Bahkan dengan dukungan sorot media dan penuh dengan figure artis yang banyak terlihat di jagat hiburan sekalipun, pada konteks Perindo tidak benar-benar dapat mendongkrak dukungan suara secara signifikan. Tata kelola partai dengan pola manajemen artis, tentu berbeda dalam ranah politik.
Ketiga: perolehan kandidat Ganjar-Mahfud hanya mendulang 16.27 persen suara, meski didukung partai peringkat pertama PDI perjuangan dengan perolehan 16.29 persen. Situasi ini dapat diterangkan sebagai kondisi “gembos”-nya suara "Banteng".
Bisa jadi karena faktor eksternal, kapasitas koalisi lain yang bergerak sistematik dan lebih cepat dibandingkan kerja koalisi Ganjar Mahfud dalam menjaga basis suara. Faktor Jokowi agaknya memberi pengaruh bagi pergeseran pemilih.
Perlu juga dilihat aspek internal dari konsolidasi kekuatan faksi partai, yang sebelumnya tidak bulat mengajukan nama Ganjar.
Hal ini juga berimbas pada partai koalisi lain, semisal PPP hanya mencapai 3.91 persen suara, sehingga berpotensi terancam tidak lolos parlemen. Partai berlambang Kabah ini tentu sedang harap-harap cemas menanti Real Count. Babak belur karena tidak mampu memperoleh keunggulan, di dua medan perang sekaligus Pilpres dan Pileg.
Keempat: Pasangan Anies-Muhaimin dengan meraup 25.22 persen suara, berada dalam performa stagnan. Bahkan tidak mampu menggeser pemilih yang bimbang, dan belum menentukan pilihan. Relatif sedikit memperoleh suara dari pemilih mengambang.
Praktis, perolehan suara dikontribusi secara solid dari pemilih partai pengusung dengan sedikit bauran dari kelompok simpatisan. Agenda perubahan didukung dengan kemampuan retorika publik yang menarik, ternyata belum mampu menarik simpati dan ketertarikan publik secara meluas.

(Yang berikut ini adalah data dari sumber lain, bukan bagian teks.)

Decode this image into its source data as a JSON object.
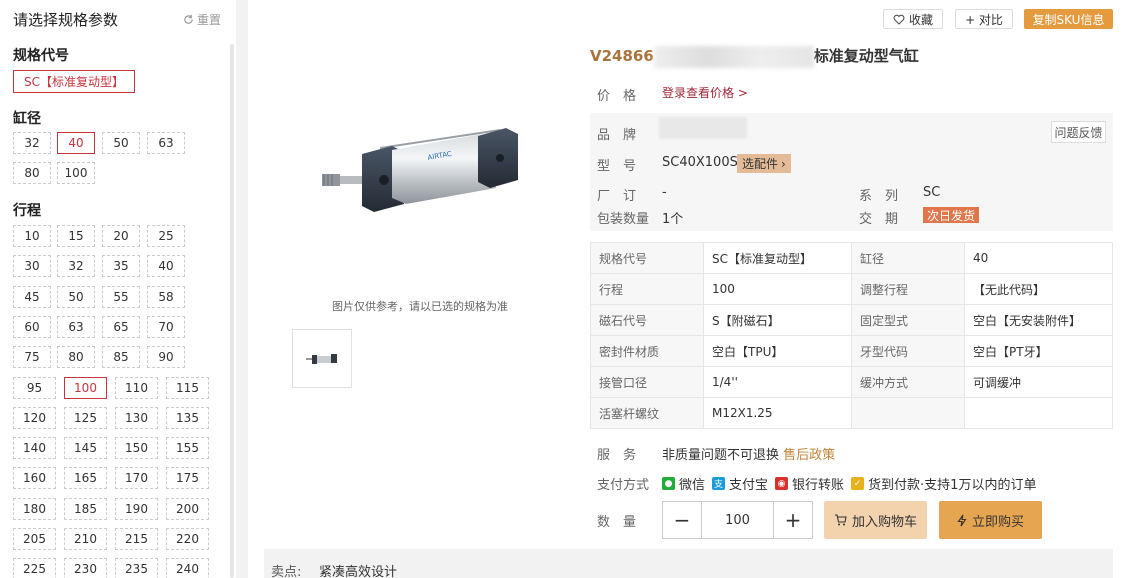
{
  "sidebar": {
    "title": "请选择规格参数",
    "reset_label": "重置",
    "spec_code": {
      "title": "规格代号",
      "options": [
        "SC【标准复动型】"
      ],
      "selected": "SC【标准复动型】"
    },
    "bore": {
      "title": "缸径",
      "options": [
        "32",
        "40",
        "50",
        "63",
        "80",
        "100"
      ],
      "selected": "40"
    },
    "stroke": {
      "title": "行程",
      "options": [
        "10",
        "15",
        "20",
        "25",
        "30",
        "32",
        "35",
        "40",
        "45",
        "50",
        "55",
        "58",
        "60",
        "63",
        "65",
        "70",
        "75",
        "80",
        "85",
        "90",
        "95",
        "100",
        "110",
        "115",
        "120",
        "125",
        "130",
        "135",
        "140",
        "145",
        "150",
        "155",
        "160",
        "165",
        "170",
        "175",
        "180",
        "185",
        "190",
        "200",
        "205",
        "210",
        "215",
        "220",
        "225",
        "230",
        "235",
        "240"
      ],
      "selected": "100"
    }
  },
  "toolbar": {
    "favorite": "收藏",
    "compare": "+ 对比",
    "copy_sku": "复制SKU信息"
  },
  "gallery": {
    "note": "图片仅供参考，请以已选的规格为准"
  },
  "product": {
    "code_prefix": "V24866",
    "title_suffix": "标准复动型气缸",
    "price_label": "价　格",
    "price_link": "登录查看价格 >",
    "brand_label": "品　牌",
    "feedback": "问题反馈",
    "model_label": "型　号",
    "model": "SC40X100S",
    "accessory": "选配件",
    "maker_label": "厂　订",
    "maker": "-",
    "series_label": "系　列",
    "series": "SC",
    "pack_label": "包装数量",
    "pack": "1个",
    "delivery_label": "交　期",
    "delivery": "次日发货"
  },
  "specs": [
    [
      "规格代号",
      "SC【标准复动型】",
      "缸径",
      "40"
    ],
    [
      "行程",
      "100",
      "调整行程",
      "【无此代码】"
    ],
    [
      "磁石代号",
      "S【附磁石】",
      "固定型式",
      "空白【无安装附件】"
    ],
    [
      "密封件材质",
      "空白【TPU】",
      "牙型代码",
      "空白【PT牙】"
    ],
    [
      "接管口径",
      "1/4''",
      "缓冲方式",
      "可调缓冲"
    ],
    [
      "活塞杆螺纹",
      "M12X1.25",
      "",
      ""
    ]
  ],
  "service": {
    "label": "服　务",
    "text": "非质量问题不可退换",
    "link": "售后政策"
  },
  "payment": {
    "label": "支付方式",
    "methods": [
      {
        "name": "微信",
        "color": "#22ac38",
        "icon": "wechat-icon"
      },
      {
        "name": "支付宝",
        "color": "#1a9cdb",
        "icon": "alipay-icon"
      },
      {
        "name": "银行转账",
        "color": "#d9302c",
        "icon": "bank-icon"
      },
      {
        "name": "货到付款·支持1万以内的订单",
        "color": "#e5b21c",
        "icon": "cod-icon"
      }
    ]
  },
  "quantity": {
    "label": "数　量",
    "value": "100"
  },
  "actions": {
    "cart": "加入购物车",
    "buy": "立即购买"
  },
  "selling_point": {
    "label": "卖点:",
    "text": "紧凑高效设计"
  },
  "colors": {
    "accent": "#c8343f",
    "gold": "#e39b3e",
    "cart": "#f2d3ad",
    "buy": "#e6a651"
  }
}
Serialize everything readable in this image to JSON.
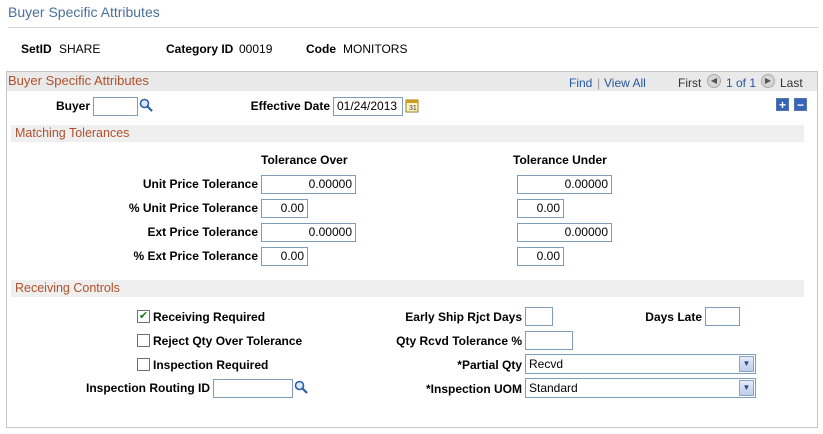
{
  "page": {
    "title": "Buyer Specific Attributes"
  },
  "header": {
    "setid_label": "SetID",
    "setid_value": "SHARE",
    "category_label": "Category ID",
    "category_value": "00019",
    "code_label": "Code",
    "code_value": "MONITORS"
  },
  "grid": {
    "title": "Buyer Specific Attributes",
    "find": "Find",
    "sep": "|",
    "view_all": "View All",
    "first": "First",
    "page_info": "1 of 1",
    "last": "Last"
  },
  "buyer": {
    "label": "Buyer",
    "value": ""
  },
  "effective_date": {
    "label": "Effective Date",
    "value": "01/24/2013"
  },
  "matching": {
    "title": "Matching Tolerances",
    "col_over": "Tolerance Over",
    "col_under": "Tolerance Under",
    "rows": [
      {
        "label": "Unit Price Tolerance",
        "over": "0.00000",
        "under": "0.00000"
      },
      {
        "label": "% Unit Price Tolerance",
        "over": "0.00",
        "under": "0.00"
      },
      {
        "label": "Ext Price Tolerance",
        "over": "0.00000",
        "under": "0.00000"
      },
      {
        "label": "% Ext Price Tolerance",
        "over": "0.00",
        "under": "0.00"
      }
    ]
  },
  "receiving": {
    "title": "Receiving Controls",
    "receiving_required": {
      "label": "Receiving Required",
      "checked": true
    },
    "reject_qty": {
      "label": "Reject Qty Over Tolerance",
      "checked": false
    },
    "inspection_required": {
      "label": "Inspection Required",
      "checked": false
    },
    "inspection_routing": {
      "label": "Inspection Routing ID",
      "value": ""
    },
    "early_ship": {
      "label": "Early Ship Rjct Days",
      "value": ""
    },
    "days_late": {
      "label": "Days Late",
      "value": ""
    },
    "qty_rcvd_tol": {
      "label": "Qty Rcvd Tolerance %",
      "value": ""
    },
    "partial_qty": {
      "label": "*Partial Qty",
      "value": "Recvd"
    },
    "inspection_uom": {
      "label": "*Inspection UOM",
      "value": "Standard"
    }
  }
}
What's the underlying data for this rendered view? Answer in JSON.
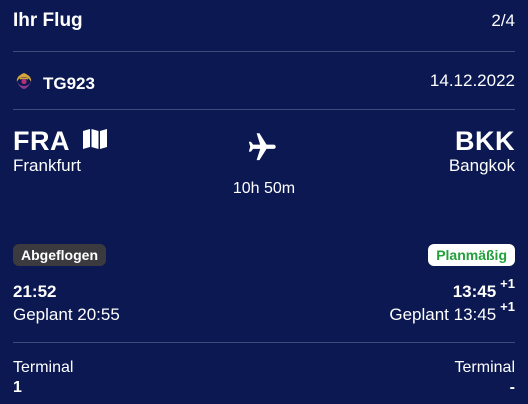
{
  "header": {
    "title": "Ihr Flug",
    "step": "2/4"
  },
  "flight": {
    "airline_icon": "thai-airways-logo-icon",
    "number": "TG923",
    "date": "14.12.2022"
  },
  "origin": {
    "code": "FRA",
    "city": "Frankfurt",
    "map_icon": "map-icon"
  },
  "destination": {
    "code": "BKK",
    "city": "Bangkok"
  },
  "route": {
    "plane_icon": "airplane-icon",
    "duration": "10h 50m"
  },
  "status": {
    "departure_badge": "Abgeflogen",
    "arrival_badge": "Planmäßig",
    "arrival_badge_color": "#22a03a"
  },
  "departure": {
    "actual": "21:52",
    "scheduled": "Geplant 20:55"
  },
  "arrival": {
    "actual": "13:45",
    "actual_day_offset": "+1",
    "scheduled": "Geplant 13:45",
    "scheduled_day_offset": "+1"
  },
  "terminal": {
    "departure_label": "Terminal",
    "departure_value": "1",
    "arrival_label": "Terminal",
    "arrival_value": "-"
  },
  "colors": {
    "background": "#0b1851",
    "divider": "#3f4a7c",
    "text": "#ffffff"
  }
}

Meski begitu, hampir semua partai pengusung koalisi perubahan mendapatkan efek dari Pilpres. PKB dengan 10.79 persen mengalami kenaikan, disusul Nasdem memperoleh besaran 9.89 persen, diikuti PKS mendapuk suara 8.41 persen. Besaran yang cukup untuk membangun kekuatan oposisi.
Kelima: secara tematik, koalisi pengusung jargon perubahan hanya mampu bersirkulasi di lingkaran dengan lapisan terbatas. Pesan dalam gagasan perubahan yang dikirimkan, tidak secara kuat ditangkap oleh radar publik akibat begitu banyak gangguan transmisi sinyal.
Disisi lain, pilihan diksi kampanye dengan joget, makan siang gratis dan gemoy sebagai narasi koalisi keberlanjutan justru mudah diterima, sebagai hal yang menyenangkan bagi publik. Ilustrasi tersebut menggambarkan bahwa tema politik elit dan berat, tidak mampu diserap dalam realitas publik.
Keenam: keikutsertaan pemilih muda dilandaskan pada karakteristik generasi Z dan milenial, dengan populasi pemilih pemuda yang dominan, sekitar 55% atau 114 juta suara. Kelompok ini lekat secara digital, mendapatkan informasi melalui sosial media dalam cakupan yang terbatas, serta mudah dipengaruhi.